The Mentor rates, especially, would be laughable, were it not for the seriousness of the issues. Let me put it this way. If I can easily find my antediluvian high school classmates with a few “advanced search” clicks on Google, how can it be that these well-resourced medical-device companies cannot keep track of much younger patients that they have already enrolled and consented into their clinical trials? If the will were there, there are many sound methodological ways to ensure high rates of ongoing participation in these studies.

So, what to do about this bad situation?

The FDA’s job is to protect public health by ensuring that such things as medical devices implanted into women are both safe and effective. My five recommendations are aimed at helping the Agency do just that job.

First, rescind approval for the Mentor implants. They did not uphold their part of the bargain for the post-approval study. If they can’t competently do this research to ensure their product’s safety, they should not be putting their product into the bodies of more than a hundred thousand women every year.

Second, do not restore approval of the Mentor implants until they have at least two years of credible data with 80% or more retention of clinical-trial recipients. They could accomplish this by re-enrolling or “finding” the thousands of women they have “lost to follow up.” To ensure credibility, Mentor would need to pay an independent entity to check the validity of their data.

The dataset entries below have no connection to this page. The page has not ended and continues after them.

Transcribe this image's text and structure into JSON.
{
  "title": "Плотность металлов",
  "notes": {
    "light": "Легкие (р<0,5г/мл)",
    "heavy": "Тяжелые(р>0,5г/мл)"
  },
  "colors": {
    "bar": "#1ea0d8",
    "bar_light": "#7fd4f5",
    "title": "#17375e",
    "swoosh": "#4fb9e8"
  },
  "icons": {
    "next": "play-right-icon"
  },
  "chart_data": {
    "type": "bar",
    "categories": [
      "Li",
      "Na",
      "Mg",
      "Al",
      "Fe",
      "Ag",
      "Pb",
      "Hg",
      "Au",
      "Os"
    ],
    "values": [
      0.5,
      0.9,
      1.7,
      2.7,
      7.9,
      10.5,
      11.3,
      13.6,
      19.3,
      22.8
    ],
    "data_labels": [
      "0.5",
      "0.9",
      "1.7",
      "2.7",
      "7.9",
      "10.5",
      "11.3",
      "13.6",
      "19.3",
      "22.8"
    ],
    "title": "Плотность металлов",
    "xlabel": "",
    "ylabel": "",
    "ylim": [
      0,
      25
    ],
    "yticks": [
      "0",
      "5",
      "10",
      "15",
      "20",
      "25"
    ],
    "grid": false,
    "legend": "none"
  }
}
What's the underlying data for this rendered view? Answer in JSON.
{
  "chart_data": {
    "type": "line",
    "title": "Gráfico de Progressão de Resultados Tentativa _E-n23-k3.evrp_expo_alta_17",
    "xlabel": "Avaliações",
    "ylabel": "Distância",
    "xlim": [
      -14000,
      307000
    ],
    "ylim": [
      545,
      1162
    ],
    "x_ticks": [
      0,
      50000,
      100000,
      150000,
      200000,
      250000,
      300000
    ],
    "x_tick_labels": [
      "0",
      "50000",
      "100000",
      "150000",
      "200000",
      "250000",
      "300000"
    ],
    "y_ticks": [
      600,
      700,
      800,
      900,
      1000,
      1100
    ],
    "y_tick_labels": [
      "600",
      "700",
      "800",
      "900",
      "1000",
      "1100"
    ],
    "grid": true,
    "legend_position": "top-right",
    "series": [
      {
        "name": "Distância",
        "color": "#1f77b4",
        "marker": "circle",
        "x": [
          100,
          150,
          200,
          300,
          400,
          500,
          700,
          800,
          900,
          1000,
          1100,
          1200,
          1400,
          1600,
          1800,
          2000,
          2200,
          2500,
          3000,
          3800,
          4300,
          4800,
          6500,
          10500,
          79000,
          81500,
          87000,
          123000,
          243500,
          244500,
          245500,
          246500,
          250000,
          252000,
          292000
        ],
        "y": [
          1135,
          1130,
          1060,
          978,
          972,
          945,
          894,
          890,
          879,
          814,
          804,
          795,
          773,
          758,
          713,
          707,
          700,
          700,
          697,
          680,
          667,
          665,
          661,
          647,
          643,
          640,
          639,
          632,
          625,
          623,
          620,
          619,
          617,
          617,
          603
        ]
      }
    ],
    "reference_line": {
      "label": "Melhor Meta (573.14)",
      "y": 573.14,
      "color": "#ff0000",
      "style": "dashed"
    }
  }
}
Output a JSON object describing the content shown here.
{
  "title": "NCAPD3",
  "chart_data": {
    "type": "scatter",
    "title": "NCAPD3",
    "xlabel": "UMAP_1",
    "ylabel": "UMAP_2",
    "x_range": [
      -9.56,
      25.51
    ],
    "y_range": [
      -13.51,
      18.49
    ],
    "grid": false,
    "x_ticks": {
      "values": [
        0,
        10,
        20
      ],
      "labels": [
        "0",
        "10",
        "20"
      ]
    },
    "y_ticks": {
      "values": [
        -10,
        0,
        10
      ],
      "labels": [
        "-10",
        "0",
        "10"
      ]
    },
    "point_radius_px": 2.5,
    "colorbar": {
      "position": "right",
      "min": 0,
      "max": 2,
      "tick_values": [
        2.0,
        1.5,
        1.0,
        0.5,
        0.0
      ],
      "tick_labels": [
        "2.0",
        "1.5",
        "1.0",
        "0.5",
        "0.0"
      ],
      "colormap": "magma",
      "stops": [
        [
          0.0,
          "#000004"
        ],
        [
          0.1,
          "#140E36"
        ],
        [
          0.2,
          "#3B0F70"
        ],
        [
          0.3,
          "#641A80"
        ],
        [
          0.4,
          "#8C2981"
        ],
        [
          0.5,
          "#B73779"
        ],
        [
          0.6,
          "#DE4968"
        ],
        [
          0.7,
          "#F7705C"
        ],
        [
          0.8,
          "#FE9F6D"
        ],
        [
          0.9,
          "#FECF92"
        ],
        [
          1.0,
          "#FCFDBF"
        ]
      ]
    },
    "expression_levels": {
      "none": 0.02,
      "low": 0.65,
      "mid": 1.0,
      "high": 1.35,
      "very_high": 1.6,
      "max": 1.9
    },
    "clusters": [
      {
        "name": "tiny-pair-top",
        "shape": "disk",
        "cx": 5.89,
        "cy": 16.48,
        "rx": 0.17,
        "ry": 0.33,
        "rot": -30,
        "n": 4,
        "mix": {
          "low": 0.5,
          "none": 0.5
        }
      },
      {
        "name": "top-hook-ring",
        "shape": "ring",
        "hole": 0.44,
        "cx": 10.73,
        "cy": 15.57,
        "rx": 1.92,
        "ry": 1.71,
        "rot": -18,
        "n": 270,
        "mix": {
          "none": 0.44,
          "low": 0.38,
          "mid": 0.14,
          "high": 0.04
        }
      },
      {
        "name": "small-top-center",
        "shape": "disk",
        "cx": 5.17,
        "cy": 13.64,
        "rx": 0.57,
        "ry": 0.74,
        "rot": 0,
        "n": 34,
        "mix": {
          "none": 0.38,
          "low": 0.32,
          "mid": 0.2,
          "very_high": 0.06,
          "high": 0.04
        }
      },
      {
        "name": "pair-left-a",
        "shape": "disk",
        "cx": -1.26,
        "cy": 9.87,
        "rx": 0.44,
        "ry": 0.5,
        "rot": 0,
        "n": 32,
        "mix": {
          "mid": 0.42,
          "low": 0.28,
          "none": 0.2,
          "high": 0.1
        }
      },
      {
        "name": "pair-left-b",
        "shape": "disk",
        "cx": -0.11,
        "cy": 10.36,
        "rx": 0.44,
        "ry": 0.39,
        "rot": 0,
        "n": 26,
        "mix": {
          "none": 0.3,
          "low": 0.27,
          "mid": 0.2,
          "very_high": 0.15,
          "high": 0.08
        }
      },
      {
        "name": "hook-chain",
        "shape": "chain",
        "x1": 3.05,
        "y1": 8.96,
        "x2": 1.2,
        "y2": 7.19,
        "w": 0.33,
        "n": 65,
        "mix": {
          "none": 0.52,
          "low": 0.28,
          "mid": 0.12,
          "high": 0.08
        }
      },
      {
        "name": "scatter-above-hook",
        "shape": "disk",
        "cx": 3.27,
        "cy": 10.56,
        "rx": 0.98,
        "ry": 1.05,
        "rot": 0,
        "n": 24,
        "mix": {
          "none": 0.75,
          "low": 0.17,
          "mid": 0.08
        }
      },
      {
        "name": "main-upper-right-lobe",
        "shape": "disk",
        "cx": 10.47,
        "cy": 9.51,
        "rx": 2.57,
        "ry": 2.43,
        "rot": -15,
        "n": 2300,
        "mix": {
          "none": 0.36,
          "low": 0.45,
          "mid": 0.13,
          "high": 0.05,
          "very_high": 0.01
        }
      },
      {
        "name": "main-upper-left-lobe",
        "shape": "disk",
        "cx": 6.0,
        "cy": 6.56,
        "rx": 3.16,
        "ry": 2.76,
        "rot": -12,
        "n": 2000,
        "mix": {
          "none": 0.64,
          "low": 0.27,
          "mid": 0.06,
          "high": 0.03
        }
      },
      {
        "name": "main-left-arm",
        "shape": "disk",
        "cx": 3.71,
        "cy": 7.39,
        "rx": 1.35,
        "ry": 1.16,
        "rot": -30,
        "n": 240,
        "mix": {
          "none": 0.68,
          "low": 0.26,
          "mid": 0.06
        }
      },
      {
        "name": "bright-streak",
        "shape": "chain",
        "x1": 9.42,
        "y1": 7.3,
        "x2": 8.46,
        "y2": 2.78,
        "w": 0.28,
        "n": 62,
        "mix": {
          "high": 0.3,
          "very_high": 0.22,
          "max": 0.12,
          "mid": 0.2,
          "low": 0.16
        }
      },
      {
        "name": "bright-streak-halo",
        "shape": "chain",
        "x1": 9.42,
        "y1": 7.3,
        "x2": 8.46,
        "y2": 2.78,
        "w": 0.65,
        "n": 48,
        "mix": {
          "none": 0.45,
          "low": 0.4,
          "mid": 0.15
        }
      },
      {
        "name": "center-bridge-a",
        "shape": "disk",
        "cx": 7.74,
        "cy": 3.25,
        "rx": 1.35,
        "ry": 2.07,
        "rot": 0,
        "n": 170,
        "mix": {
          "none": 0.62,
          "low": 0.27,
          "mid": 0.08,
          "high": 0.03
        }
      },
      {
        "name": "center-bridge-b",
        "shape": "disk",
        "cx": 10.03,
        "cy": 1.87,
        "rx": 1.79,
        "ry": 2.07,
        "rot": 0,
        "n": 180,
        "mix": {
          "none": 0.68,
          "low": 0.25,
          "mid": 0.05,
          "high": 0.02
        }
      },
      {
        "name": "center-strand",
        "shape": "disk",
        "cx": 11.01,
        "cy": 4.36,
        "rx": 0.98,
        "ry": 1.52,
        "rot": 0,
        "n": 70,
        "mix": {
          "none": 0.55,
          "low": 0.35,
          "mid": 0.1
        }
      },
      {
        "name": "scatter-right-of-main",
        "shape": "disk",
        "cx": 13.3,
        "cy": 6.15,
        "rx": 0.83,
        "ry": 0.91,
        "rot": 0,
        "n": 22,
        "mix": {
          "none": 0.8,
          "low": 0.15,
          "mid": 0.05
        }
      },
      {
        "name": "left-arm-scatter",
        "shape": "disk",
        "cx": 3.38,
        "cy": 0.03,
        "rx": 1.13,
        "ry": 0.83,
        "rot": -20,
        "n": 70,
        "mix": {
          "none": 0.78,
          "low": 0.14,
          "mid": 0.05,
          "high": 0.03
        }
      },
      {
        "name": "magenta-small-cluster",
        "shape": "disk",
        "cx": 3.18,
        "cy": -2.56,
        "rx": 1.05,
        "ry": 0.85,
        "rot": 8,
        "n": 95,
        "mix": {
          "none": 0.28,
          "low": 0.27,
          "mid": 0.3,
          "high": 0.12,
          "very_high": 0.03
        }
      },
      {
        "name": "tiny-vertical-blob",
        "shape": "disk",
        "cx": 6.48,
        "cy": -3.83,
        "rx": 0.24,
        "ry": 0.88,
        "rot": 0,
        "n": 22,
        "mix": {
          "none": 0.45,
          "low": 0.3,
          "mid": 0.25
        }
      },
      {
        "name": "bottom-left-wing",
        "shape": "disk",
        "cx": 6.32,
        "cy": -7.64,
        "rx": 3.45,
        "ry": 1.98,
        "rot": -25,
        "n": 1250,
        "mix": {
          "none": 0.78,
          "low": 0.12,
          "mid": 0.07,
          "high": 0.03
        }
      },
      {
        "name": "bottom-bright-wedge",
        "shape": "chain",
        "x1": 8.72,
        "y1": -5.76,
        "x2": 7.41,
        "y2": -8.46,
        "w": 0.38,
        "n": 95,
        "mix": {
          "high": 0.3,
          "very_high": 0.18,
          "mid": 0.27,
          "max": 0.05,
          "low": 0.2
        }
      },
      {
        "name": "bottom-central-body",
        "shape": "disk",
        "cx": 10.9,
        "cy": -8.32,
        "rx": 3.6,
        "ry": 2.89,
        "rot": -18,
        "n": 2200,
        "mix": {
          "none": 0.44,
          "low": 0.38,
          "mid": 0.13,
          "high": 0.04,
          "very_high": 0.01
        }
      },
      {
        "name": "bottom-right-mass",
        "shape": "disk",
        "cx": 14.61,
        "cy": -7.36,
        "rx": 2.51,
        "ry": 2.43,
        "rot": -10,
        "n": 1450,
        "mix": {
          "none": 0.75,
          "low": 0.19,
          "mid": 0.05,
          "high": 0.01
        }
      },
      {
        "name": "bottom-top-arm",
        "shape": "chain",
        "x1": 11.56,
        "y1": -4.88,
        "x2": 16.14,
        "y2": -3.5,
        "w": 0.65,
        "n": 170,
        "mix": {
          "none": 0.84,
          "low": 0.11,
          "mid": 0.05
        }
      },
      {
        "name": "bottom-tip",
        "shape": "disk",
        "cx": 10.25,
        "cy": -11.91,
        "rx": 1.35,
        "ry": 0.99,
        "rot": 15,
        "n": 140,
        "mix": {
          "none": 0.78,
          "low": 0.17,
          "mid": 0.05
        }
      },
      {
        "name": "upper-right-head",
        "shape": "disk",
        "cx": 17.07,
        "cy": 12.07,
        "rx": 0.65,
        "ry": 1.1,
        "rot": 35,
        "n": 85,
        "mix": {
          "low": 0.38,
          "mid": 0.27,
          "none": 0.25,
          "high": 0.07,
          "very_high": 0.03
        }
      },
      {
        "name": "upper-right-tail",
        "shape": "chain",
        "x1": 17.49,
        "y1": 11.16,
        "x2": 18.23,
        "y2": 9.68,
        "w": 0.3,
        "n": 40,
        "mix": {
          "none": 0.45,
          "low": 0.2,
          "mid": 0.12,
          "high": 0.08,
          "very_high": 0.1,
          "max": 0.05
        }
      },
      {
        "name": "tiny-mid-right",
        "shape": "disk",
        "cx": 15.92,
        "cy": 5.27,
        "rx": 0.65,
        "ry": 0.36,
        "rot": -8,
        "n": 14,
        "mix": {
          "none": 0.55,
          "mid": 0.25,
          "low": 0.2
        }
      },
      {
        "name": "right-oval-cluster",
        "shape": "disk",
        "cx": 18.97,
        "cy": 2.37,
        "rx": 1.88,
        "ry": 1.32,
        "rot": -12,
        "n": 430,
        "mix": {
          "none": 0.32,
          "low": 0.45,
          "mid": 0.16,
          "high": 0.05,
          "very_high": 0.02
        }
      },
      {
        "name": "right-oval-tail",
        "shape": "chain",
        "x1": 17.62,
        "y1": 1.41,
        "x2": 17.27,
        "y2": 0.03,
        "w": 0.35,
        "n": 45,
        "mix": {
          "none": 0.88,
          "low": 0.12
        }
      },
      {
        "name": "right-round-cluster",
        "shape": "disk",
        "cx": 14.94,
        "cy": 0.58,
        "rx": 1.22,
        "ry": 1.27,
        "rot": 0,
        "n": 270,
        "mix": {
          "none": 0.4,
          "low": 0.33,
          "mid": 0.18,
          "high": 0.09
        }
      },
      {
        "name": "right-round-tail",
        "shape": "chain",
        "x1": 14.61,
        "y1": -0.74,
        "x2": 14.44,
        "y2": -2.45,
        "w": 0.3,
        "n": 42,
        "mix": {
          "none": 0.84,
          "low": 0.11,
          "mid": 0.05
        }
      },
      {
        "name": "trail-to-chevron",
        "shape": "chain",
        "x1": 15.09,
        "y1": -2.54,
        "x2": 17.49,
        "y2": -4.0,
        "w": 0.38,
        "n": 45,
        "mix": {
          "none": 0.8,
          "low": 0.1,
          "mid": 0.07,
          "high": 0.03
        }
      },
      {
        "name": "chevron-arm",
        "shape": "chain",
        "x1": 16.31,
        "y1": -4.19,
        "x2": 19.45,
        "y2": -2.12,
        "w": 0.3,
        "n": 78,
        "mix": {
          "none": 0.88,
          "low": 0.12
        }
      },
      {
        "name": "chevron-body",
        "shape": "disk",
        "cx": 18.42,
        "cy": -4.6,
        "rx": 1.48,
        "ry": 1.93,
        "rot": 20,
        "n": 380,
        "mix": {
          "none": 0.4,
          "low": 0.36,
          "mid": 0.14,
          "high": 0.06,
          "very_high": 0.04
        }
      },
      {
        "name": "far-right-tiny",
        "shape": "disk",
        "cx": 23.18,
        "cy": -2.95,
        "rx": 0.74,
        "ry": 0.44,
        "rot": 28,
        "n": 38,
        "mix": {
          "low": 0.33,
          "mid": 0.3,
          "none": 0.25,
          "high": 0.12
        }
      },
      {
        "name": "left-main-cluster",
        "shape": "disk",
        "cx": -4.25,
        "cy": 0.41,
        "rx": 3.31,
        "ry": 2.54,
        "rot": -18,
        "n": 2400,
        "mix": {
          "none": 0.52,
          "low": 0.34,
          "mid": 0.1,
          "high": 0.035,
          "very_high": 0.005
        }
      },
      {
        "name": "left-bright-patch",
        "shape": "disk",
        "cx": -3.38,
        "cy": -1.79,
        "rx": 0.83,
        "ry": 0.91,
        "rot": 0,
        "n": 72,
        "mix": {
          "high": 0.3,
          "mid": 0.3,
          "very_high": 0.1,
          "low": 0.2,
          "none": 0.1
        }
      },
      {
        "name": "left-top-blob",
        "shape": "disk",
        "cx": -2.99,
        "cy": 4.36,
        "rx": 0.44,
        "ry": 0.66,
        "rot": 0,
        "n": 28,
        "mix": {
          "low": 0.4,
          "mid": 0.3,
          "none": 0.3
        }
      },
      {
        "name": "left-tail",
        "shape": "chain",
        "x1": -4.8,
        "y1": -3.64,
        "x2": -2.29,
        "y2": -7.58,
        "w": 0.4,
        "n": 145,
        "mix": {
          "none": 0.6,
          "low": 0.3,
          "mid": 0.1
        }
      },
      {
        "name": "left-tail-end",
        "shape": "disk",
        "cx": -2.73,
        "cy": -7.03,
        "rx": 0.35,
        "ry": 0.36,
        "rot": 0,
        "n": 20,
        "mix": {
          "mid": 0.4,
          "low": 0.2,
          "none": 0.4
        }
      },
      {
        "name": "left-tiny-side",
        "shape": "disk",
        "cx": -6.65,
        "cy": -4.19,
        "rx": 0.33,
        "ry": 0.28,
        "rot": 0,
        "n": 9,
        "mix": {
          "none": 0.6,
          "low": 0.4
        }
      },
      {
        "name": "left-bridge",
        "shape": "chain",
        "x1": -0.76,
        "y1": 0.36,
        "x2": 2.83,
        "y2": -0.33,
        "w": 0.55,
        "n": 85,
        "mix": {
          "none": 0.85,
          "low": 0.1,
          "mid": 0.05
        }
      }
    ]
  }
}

Third, extend the duration of both the Mentor and Allergan studies to 15 years. The FDA’s own “Update” report indicates that 10 years may not be long enough to identify long-term problems from cancer to rarely diagnosed autoimmune diseases, or to detect populations especially susceptible to adverse outcomes.

Fourth, require ongoing transparency and disclosure of the data from these studies by making public meetings such as this, and the June 2011 “Update” report, the rule, rather than the exception.

Fifth, implement a broad FDA policy to put companies on notice that there will be consequences of not doing or incompetently doing FDA-required post-approval research. Consequences could include withdrawing a product from the market, or substantial financial penalties for doing a bad job of the research, and then using that “penalty money” to fund research controlled by AHQR or independent researchers.

In conclusion, with almost 400,000 women getting breast implants each year for augmentation or reconstruction these studies need to be done right. The current situation also provides a window for the FDA to improve the incentive system so that manufacturers do not again ignore post-approval research requirements to the detriment of the public’s health.

Thank you for this opportunity to comment. And I ask that my full written statement be inserted into the meeting record.